History of the CPMI

In 1980, the Governors of the central banks of the Group of Ten (G10) countries set up a Group of Experts on Payment Systems, whose purpose was to take forward the work on payment system issues identified by the G10 Group of Computer Experts. One of the Group's first projects, a detailed review of payment system developments in the G10 countries, was published by the BIS in 1985 in the first of a series that has become known as "Red Books". The Group also analysed interbank netting schemes in the Report on netting schemes, published by the BIS in 1989. The Group of Experts on Payment Systems was chaired successively by George Blunden of the Bank of England (1980-82), Hans Meyer of the Swiss National Bank (1983-88) and Wayne Angell of the Board of Governors of the Federal Reserve System (1988-90). 

In 1989, the G10 Governors set up an ad hoc Committee on Interbank Netting Schemes (chaired by Alexandre Lamfalussy, then General Manager of the BIS) to study in more detail the policy issues relating to cross-border and multicurrency interbank netting schemes. Its report, published in 1990, contains a set of minimum standards for the operation of bilateral and multilateral cross-border and multicurrency netting schemes and sets out the G10 central banks' framework for the cooperative oversight of such systems. 

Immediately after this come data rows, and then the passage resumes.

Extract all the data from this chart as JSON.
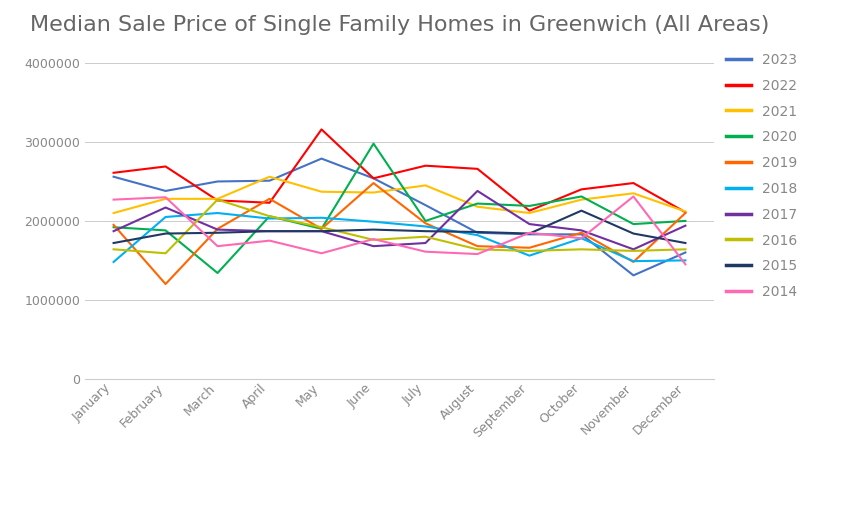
{
  "title": "Median Sale Price of Single Family Homes in Greenwich (All Areas)",
  "months": [
    "January",
    "February",
    "March",
    "April",
    "May",
    "June",
    "July",
    "August",
    "September",
    "October",
    "November",
    "December"
  ],
  "series": {
    "2023": {
      "color": "#4472C4",
      "values": [
        2560000,
        2380000,
        2500000,
        2510000,
        2790000,
        2540000,
        2200000,
        1850000,
        1830000,
        1830000,
        1310000,
        1600000
      ]
    },
    "2022": {
      "color": "#FF0000",
      "values": [
        2610000,
        2690000,
        2260000,
        2230000,
        3160000,
        2540000,
        2700000,
        2660000,
        2130000,
        2400000,
        2480000,
        2110000
      ]
    },
    "2021": {
      "color": "#FFC000",
      "values": [
        2100000,
        2280000,
        2280000,
        2560000,
        2370000,
        2360000,
        2450000,
        2180000,
        2100000,
        2270000,
        2350000,
        2120000
      ]
    },
    "2020": {
      "color": "#00B050",
      "values": [
        1920000,
        1880000,
        1340000,
        2060000,
        1900000,
        2980000,
        2000000,
        2220000,
        2190000,
        2310000,
        1960000,
        2000000
      ]
    },
    "2019": {
      "color": "#FF6600",
      "values": [
        1950000,
        1200000,
        1900000,
        2280000,
        1900000,
        2480000,
        1970000,
        1680000,
        1660000,
        1850000,
        1480000,
        2100000
      ]
    },
    "2018": {
      "color": "#00B0F0",
      "values": [
        1480000,
        2050000,
        2100000,
        2030000,
        2040000,
        1990000,
        1930000,
        1820000,
        1560000,
        1780000,
        1490000,
        1500000
      ]
    },
    "2017": {
      "color": "#7030A0",
      "values": [
        1870000,
        2170000,
        1890000,
        1870000,
        1870000,
        1680000,
        1720000,
        2380000,
        1960000,
        1880000,
        1640000,
        1940000
      ]
    },
    "2016": {
      "color": "#BFBF00",
      "values": [
        1640000,
        1590000,
        2270000,
        2060000,
        1920000,
        1760000,
        1800000,
        1640000,
        1620000,
        1640000,
        1620000,
        1640000
      ]
    },
    "2015": {
      "color": "#1F3864",
      "values": [
        1720000,
        1840000,
        1850000,
        1870000,
        1870000,
        1890000,
        1870000,
        1860000,
        1840000,
        2130000,
        1840000,
        1720000
      ]
    },
    "2014": {
      "color": "#FF69B4",
      "values": [
        2270000,
        2300000,
        1680000,
        1750000,
        1590000,
        1770000,
        1610000,
        1580000,
        1850000,
        1780000,
        2310000,
        1450000
      ]
    }
  },
  "ylim": [
    0,
    4200000
  ],
  "yticks": [
    0,
    1000000,
    2000000,
    3000000,
    4000000
  ],
  "background_color": "#FFFFFF",
  "grid_color": "#CCCCCC",
  "title_fontsize": 16,
  "title_color": "#666666"
}
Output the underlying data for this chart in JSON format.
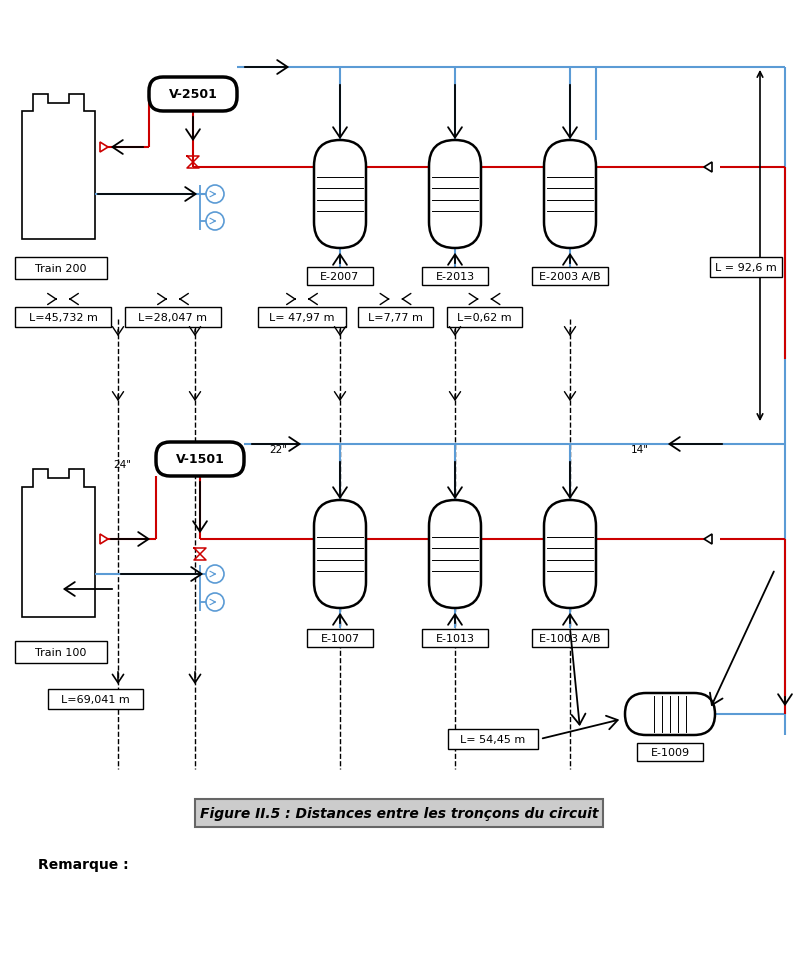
{
  "title": "Figure II.5 : Distances entre les tronçons du circuit",
  "remarque": "Remarque :",
  "bg_color": "#ffffff",
  "line_red": "#cc0000",
  "line_blue": "#5b9bd5",
  "line_black": "#000000",
  "train200_label": "Train 200",
  "train100_label": "Train 100",
  "v2501_label": "V-2501",
  "v1501_label": "V-1501",
  "e2007_label": "E-2007",
  "e2013_label": "E-2013",
  "e2003_label": "E-2003 A/B",
  "e1007_label": "E-1007",
  "e1013_label": "E-1013",
  "e1003_label": "E-1003 A/B",
  "e1009_label": "E-1009",
  "dist_label_92": "L = 92,6 m",
  "dist_label_69": "L=69,041 m",
  "dist_label_54": "L= 54,45 m",
  "pipe_24": "24\"",
  "pipe_22": "22\"",
  "pipe_14": "14\""
}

In 1990, the G10 Governors established the Committee on Payment and Settlement Systems (CPSS) as a follow-up to the work of the Committee on Interbank Netting Schemes, and more generally to take over and extend the activities of the Group of Experts on Payment Systems. The CPSS was set up as one of the permanent central bank committees reporting to the G10 Governors (the other main committees are the Basel Committee on Banking Supervision and the Committee on the Global Financial System).

First in 1997-98 and then in 2009, CPSS membership was enlarged to include 25 central banks. In order to reflect this enlarged membership, the committee started to report to the Governors of the Global Economy Meeting (GEM) instead of the G10 Governors.

In September 2013, in the light of the Committee's standard-setting activities and the associated greater public scrutiny, the CPSS reviewed its mandate. The new mandate was approved by the GEM, which also endorsed the renaming of the CPSS as the Committee on Payments and Market Infrastructures (CPMI). Both changes became effective as of 1 September 2014.

In March 2018, CPMI membership was enlarged to include 28 central banks.